14 mars 2011
[Portraits crachés — Suite sans fin.]

Au dernier rang à gauche de l’orchestre symphonique, Léonore n’est jamais coiffée pareil, en strict chignon, mèches folles, queue de cheval, frange traviole, tresses bifrontales, coupe au bol, moumoute brushing ou natte ondulant sur l’épine dorsale, ça dépend des jours, et même d’une minute à l’autre, pendant la pause, crinière en bataille ou tirée à quatre épingle, méconnaissable chaque fois, pour éviter la routine en répétition, le profil fixe de l’emploi. Plutôt Harpie que harpiste, susurre-t-elle à l’oreille de son chéri du moment, aujourd’hui un second violon, avant-hier un hautbois. Et peu importe la hiérarchie entre pupitres, si ça lui plaît de s’initier à d’autres instruments, du clavier mal tempéré au tuba du moindre sous-fifre, l’un après l’autre épuisant auprès d’elle ses dons d’improvisations. Quant aux teintures intempestives de Léonore – auburn, puis châtain clair, puis noir d’ébène, puis blonde vénitienne, puis d’un pigment henné ou d’un vert carrément postiche –, certains ont cru y deviner un code couleur qui marquait ses brusques changements de partenaire, du côté des cordes, des bois, des cuivres ou des peaux à percussion. Mais sa récente boule à zéro a semé le trouble. Et depuis le dernier concert, l’Ensemble bruisse de rumeurs dissonantes.

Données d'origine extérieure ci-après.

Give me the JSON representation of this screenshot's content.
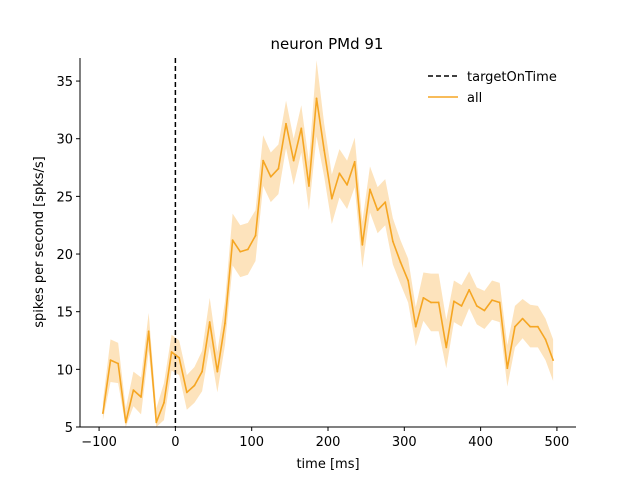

Entre autres ragots, on suppute que ce look garçonne date de sa liaison avec la remplaçante de l’organiste. On insinue encore qu’il s’agit d’une tonsure préventive liée au traitement d’un cancer du sein ou de la tyroïde. Mais le soupçon le plus répandu, c’est que le chef d’orchestre a dû la répudier, et qu’elle se venge de cette disgrâce en faisant la forte tête. Hypothèse assez plausible, si l’on remonte à la source des on-dit, cette légende longtemps colportée par quelques amants éconduits. D’après eux, les frasques libertines de Léonore, ça n’a jamais été qu’un moyen commode pour le Maestro de connaître intimement ses musiciens, de ressentir leurs émois au plus près, de les stimuler en douce, bref de diriger sa troupe au doigt et à l’œil par l’entremise officieuse de sa maîtresse. Sauf que la situation en devenait intenable. Au lever de rideau, sur scène ou dans la fosse, c’est elle qu’on lorgnait de toutes parts, au lieu de se fier aux rictus et gestes du grand chef. Il y avait concurrence déloyale, deux centres d’intérêt au milieu d’un seul arc de cercle. Alors il l’a snobée, menacée, mis au pas, et à force de lui chercher des poux, elle a fini par se tondre, pour rentrer dans le rang. Sauf que non, fausse piste complète, pas un traître mot de vrai dans ces élucubrations.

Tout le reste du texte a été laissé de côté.